The transit center in Ulyanovsk, Russia, which was supposed to be used to deliver cargoes from Afghanistan, still remains unused. Last year, there was quite a media hype in about the news: "NATO base in the heart of Russia" newspaper headlines said.
According to the Kommersant newspaper, NATO countries have not signed any contract with Russian carriers that had been authorized to serve the transit center in Ulyanovsk. In Brussels, officials complain of high prices set by the carriers: 50,000 euros per one container. Flying through Uzbekistan is cheaper - they ask 30,000.
Moscow believes that NATO is afraid of becoming dependent. Russia may use the transit center to show influence on the alliance, NATO officials believe, but the Russian government considers such an assumption "nonsense."
Let us briefly recall the background of the issue. The agreement on the establishment of a transit center based at Ulyanovsk - East airport was signed last year. It was assumed that through the center NATO would be delivering goods from Afghanistan.
Officials from both Moscow and NATO headquarters have repeatedly stressed that there will not be any tanks or guns in transit cargoes. Naturally, there were no talks about building a base on the territory of Russia. In other words, there would be no NATO troops at the base, not to mention the fact that the base would remain under the Russian jurisdiction. Nothing like that was discussed at all.
The idea of the transit center came up after another wave of unrest in Pakistan that followed a U.S. drone attack on the country. The authorities of Pakistan threatened to restrict the transit of NATO cargoes to Afghanistan. The center in Russia's Ulyanovsk was some sort of a back up. Now there are no problems with transit through Pakistan.
It should be noted that the talks about the establishment of a transit center were conducted against the background of quite a hysterical campaign under the slogan: "NATO boots will not trample on the Russian land!"
Communists played the first violin, who held several protests both in Ulyanovsk and other Russian cities. They were remembered for the fight between Left Front coordinator Sergei Udaltsov and a female activist of one of the youth movements during a meeting in Ulyanovsk. As a result, Udaltsov had serious problems with law.
In general, the story of "a NATO base in Russia" proved to be nothing special at all.
The head of the Center for Military Forecasts, Anatoly Tsyganok, believes that the absence of demand on the transit center in Ulyanovsk is based on a number of reasons. There are political problems here - in the relations between Russia and the U.S. regarding issues of missile defense, Syria etc. Economic problems are also present: Russian companies can indeed set high prices on transit. Although, according to Anatoly Tsiganok, Pakistan goes in the same direction in this regard.

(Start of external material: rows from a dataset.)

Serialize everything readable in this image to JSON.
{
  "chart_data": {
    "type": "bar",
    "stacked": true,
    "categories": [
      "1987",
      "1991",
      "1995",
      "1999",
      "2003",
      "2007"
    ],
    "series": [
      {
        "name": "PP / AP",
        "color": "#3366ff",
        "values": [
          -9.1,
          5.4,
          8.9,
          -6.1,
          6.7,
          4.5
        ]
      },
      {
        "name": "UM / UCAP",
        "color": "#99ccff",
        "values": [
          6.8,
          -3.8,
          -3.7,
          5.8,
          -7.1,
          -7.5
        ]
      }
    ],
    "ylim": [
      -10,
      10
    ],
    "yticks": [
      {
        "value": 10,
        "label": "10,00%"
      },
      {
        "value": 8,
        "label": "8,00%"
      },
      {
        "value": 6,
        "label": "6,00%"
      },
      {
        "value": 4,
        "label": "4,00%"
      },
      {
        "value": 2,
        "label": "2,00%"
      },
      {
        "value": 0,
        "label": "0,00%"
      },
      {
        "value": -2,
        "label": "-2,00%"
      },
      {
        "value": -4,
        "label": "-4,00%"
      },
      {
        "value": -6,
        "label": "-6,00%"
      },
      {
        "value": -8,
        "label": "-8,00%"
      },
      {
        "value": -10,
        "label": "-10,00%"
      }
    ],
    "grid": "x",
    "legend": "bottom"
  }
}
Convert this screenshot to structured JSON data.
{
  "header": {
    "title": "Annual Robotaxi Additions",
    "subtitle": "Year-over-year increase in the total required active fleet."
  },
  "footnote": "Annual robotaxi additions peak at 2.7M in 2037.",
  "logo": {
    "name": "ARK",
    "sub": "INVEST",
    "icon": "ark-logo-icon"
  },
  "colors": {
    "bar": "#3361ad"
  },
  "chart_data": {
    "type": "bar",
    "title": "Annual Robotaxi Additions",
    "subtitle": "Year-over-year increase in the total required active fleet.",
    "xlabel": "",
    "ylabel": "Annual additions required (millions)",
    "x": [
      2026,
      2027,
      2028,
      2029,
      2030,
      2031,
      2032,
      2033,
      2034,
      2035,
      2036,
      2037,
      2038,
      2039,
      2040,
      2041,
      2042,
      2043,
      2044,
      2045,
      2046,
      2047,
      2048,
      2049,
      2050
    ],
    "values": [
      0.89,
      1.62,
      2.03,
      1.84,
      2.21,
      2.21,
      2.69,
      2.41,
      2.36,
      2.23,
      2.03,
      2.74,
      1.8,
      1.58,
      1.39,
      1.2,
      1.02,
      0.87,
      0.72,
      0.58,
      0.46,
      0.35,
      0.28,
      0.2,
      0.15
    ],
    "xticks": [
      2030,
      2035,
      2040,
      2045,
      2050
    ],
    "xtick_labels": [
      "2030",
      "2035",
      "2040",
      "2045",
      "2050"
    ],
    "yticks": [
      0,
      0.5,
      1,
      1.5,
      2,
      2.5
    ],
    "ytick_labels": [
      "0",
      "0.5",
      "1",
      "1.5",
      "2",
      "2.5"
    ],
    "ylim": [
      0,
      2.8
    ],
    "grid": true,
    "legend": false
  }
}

"There is another very important point here. When the agreement with Russia about the provision of the air corridor was signed, the Americans strengthened cooperation with the countries of Central and Middle Asia. Moreover, they now cooperate with Kazakhstan quite well," the expert told Pravda.Ru. According to him, "the motivation is very simple - the Americans do not need to withdraw their equipment to dispose of it."
"It is a lot easier to simply leave it all in the countries of the Central and Middle Asia. Firstly, it needs to be repaired, which is very advantageous to the Americans, and secondly, there is no need to decommission anything," said Anatoly Tsyganok.
Chief editor of National Defense magazine, Igor Korotchenko, believes the current state of affairs about the transit center in Russia is typical in many respects. "We proposed a business project, but NATO does not want to use our services. In other words, NATO does not want the money allocated for Afghan transit to stay in Russia. They say that transportation costs are too high, but logistics has been calculated in detail. We have market prices, and I do not think that they are so over the top for NATO troops and countries," the expert told Pravda.Ru.
In his opinion, "this is another manifestation of double standards of the West regarding cooperation with Russia."
"If we had not provided them the opportunity, they would have immediately accused us of our unwillingness to cooperate. Now that we've given this opportunity to them, they say they do not want to be dependent on Russia," said Igor Korotchenko.